Microscopic and model quantities for Pt(111) surface in equilibrium with electrolyte: (a) Pt atoms (white), electron density $n\left(r\right)$ (green), and fluid density $N_{lq}\left(r\right)$ (blue) in a slice passing from surface (left) into the fluid (right) with $z_{\mathrm{Pt}}=5.95$ Å indicating the end of the metal; (b) dielectric constant $\langle \epsilon \left(z\right)\rangle$ and screening length $\langle {\kappa }^{-1}\left(z\right)\rangle$ (averaged over the planes parallel to the surface) for ionic concentrations of 1.0 and 0.1 M along a line passing from surface into the fluid.

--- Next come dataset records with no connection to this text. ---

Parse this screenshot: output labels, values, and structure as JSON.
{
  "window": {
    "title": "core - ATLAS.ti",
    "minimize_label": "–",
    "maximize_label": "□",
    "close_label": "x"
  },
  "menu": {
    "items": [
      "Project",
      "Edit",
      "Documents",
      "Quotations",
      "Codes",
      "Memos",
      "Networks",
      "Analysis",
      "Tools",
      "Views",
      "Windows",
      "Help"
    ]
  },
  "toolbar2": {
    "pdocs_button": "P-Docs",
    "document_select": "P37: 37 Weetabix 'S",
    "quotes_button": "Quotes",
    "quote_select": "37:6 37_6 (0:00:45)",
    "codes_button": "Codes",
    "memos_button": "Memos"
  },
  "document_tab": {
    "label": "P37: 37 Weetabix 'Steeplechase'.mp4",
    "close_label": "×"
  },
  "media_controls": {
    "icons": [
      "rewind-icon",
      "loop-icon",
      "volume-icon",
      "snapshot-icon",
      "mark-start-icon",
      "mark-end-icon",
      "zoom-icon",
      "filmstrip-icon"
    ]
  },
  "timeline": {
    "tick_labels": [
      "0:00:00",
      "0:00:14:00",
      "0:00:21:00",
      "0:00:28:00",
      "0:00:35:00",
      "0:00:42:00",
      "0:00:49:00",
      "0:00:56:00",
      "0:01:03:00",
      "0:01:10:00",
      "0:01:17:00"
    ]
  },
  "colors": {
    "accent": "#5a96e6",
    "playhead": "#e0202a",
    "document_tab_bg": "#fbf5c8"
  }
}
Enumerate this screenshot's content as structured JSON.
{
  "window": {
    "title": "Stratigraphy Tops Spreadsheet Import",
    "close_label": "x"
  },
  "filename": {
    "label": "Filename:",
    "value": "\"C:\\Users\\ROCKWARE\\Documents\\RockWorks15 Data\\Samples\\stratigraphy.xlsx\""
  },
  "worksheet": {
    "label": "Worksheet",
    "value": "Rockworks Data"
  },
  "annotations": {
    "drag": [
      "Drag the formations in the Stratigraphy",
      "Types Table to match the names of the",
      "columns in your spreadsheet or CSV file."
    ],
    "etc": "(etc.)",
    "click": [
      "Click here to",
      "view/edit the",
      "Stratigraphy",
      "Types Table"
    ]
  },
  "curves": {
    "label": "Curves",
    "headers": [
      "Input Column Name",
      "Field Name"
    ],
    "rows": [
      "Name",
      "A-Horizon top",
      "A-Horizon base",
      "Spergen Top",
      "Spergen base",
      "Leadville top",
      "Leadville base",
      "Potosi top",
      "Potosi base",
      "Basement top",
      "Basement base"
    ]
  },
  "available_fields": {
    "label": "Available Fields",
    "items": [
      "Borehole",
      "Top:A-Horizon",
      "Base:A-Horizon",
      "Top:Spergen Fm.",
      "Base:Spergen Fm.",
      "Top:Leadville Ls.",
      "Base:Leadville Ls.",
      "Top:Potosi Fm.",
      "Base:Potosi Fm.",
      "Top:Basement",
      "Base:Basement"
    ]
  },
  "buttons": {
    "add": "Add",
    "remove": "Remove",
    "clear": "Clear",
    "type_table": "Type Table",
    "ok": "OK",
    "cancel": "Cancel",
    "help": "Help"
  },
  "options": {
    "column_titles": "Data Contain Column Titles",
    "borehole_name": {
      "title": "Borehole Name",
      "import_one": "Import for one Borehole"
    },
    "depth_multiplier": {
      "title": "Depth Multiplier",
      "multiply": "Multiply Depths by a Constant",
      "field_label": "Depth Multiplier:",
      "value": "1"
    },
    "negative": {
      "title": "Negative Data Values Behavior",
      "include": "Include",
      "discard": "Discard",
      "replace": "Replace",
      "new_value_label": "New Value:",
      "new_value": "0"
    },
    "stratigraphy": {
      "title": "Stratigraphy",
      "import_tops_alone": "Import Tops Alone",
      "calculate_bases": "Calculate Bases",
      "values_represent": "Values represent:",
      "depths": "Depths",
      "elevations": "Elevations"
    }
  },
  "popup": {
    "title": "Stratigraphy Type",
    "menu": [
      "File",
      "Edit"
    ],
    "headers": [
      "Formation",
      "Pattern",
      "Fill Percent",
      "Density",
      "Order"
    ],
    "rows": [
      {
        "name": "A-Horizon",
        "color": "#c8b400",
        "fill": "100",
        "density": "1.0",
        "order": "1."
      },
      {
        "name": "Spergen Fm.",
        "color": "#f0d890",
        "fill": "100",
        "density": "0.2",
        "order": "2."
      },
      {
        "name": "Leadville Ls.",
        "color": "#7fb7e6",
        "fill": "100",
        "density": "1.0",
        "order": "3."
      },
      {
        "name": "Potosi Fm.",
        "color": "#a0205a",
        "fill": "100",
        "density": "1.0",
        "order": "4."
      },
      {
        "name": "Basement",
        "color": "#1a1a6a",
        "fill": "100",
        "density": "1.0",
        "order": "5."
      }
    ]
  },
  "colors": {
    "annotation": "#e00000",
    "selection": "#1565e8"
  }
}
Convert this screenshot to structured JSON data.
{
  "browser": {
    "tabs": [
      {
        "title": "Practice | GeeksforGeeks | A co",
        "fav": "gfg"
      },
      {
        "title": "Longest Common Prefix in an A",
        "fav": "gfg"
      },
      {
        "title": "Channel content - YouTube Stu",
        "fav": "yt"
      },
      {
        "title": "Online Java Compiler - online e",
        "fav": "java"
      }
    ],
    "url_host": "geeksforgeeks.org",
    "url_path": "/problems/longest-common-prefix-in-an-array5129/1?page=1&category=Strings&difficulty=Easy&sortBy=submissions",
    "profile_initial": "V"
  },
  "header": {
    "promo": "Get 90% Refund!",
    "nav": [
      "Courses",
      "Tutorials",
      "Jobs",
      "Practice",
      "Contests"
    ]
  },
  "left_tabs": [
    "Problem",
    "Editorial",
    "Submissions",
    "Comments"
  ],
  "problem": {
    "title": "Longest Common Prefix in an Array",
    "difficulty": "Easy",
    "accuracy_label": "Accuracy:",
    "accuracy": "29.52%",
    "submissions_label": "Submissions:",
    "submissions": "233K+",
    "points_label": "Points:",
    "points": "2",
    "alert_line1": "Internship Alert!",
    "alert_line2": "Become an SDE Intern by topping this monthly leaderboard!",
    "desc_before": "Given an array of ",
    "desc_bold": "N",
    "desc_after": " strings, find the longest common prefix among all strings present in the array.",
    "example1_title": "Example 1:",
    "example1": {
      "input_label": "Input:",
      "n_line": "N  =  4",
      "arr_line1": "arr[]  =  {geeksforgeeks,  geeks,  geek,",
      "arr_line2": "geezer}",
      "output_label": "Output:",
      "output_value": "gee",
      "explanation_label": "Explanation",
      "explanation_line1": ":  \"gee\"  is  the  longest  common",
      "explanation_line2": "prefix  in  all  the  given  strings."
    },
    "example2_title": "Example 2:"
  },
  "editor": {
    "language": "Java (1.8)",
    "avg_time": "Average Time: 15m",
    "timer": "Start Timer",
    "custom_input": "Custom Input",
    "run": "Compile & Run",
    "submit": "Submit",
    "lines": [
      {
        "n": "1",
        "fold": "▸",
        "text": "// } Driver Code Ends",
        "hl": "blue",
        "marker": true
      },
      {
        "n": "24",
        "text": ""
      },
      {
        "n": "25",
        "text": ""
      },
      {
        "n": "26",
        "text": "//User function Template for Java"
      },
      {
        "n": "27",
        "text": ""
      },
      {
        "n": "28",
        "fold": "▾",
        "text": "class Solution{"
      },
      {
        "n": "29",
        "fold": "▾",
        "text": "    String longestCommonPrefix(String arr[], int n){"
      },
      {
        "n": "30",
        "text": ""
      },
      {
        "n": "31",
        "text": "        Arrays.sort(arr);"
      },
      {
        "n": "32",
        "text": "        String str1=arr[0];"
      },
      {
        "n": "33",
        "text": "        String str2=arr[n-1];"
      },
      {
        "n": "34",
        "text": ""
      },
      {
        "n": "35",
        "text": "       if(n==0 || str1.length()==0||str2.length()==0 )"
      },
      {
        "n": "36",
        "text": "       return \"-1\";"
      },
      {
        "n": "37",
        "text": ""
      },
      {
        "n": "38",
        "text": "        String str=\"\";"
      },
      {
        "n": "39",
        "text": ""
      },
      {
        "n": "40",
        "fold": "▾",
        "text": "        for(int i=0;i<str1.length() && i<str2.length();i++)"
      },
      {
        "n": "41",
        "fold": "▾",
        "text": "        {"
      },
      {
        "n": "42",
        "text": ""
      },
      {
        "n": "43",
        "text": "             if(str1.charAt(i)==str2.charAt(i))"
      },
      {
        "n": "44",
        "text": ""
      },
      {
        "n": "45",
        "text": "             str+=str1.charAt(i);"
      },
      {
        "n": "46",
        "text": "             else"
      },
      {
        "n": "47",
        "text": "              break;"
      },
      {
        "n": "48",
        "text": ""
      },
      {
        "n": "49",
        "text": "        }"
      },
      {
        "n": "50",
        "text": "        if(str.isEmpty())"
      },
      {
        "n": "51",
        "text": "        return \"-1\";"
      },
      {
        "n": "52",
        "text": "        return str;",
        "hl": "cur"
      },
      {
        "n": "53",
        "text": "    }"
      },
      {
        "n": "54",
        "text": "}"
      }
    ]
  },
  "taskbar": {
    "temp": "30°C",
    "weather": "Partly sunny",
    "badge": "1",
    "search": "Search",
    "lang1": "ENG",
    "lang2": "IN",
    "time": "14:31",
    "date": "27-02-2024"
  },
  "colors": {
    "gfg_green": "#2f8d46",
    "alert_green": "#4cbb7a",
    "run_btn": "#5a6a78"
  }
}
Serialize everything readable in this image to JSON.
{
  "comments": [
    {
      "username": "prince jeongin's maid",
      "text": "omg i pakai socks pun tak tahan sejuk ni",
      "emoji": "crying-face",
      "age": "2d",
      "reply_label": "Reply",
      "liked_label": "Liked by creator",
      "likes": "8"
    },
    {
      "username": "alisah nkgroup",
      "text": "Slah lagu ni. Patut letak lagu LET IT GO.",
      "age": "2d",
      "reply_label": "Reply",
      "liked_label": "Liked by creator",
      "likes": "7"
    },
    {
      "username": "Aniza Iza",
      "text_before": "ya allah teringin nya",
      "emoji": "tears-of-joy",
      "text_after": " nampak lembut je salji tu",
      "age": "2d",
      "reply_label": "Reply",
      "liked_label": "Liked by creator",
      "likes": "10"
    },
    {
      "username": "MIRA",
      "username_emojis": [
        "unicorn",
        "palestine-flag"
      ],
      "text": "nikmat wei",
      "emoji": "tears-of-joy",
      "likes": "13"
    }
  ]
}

Position $z-z_{\mathrm{Pt}}$ measures distance from the end of the metal slab. (See Secs. 5 and 6.)

Figure 3

Microscopic electron potential energies $\langle \phi \left(z\right)\rangle$ and macroscopic electrostatic potentials $\langle \Phi \left(z\right)\rangle$ averaged in planes for the Pt (111) surface as a function of distance $z-z_{\mathrm{Pt}}$ from the end of the metal surface: (a) $\langle \phi \left(z\right)\rangle$ for surface with applied voltage $\mathcal{E}=-1.09\mathrm{V}$ vs PZC in vacuum (green dashed) and in monovalent electrolytes of $c=1.0\mathrm{M}$ (red) and $c=0.1\mathrm{M}$ (blue) where the dotted lines represent calculations with an explicit counterelectrode and the solid lines are JDFT calculations; (b) close-up view of $\langle \Phi \left(z\right)\rangle$ for JDFT calculations with $c=1.0\mathrm{M}$ (red) and $c=0.1\mathrm{M}$ (blue) and applied voltage $\mathcal{E}=-1.09\mathrm{V}$ vs PZC (almost indistinguishable in the previous plot); (c) variation of $\langle \Phi \left(z\right)\rangle$ in JDFT monovalent electrolyte of $c=1.0\mathrm{M}$ with $\mathcal{E}=\{-1.09,-0.55,0.0,0.55,1.09\}\mathrm{V}$ vs PZC.

Figure 4

(a) Surface charge $\sigma$ as a function of applied voltage $\mathcal{E}$ for a series of transition-metal surfaces in an electrolyte of monovalent ionic strength $c=1.0\mathrm{M}$. (b) Inverse dielectric constant ${\epsilon }^{-1}$ as a function of distance from a Pt(111) surface for multiple values of applied voltage. (c) Inverse gap capacitance ${\mathcal{C}}_{\Delta }^{-1}$ as a function of the distance from the metal surface at which the fluid begins $\Delta$. The solid line indicates the best fit to the data with slope constrained to ${\epsilon }_0^{-1}$.

Figure 5

Comparisons of ab initio predictions and experimental data (Ref. 43) for potentials of zero free charge (PZC's) and vacuum work functions: (a) ab initio LDA predictions versus experimental PZC relative to SHE; (b) ab initio GGA predictions versus experimental PZC relative to SHE; (c) ab initio GGA vacuum work functions (solid line with squares) and PZC's (solid line with circles), experimental work functions (dotted line), and PZC's (dashed line) versus vacuum for the same series of surfaces. Best linear fits with unit slope [dark diagonal solid lines in (a) and (b)].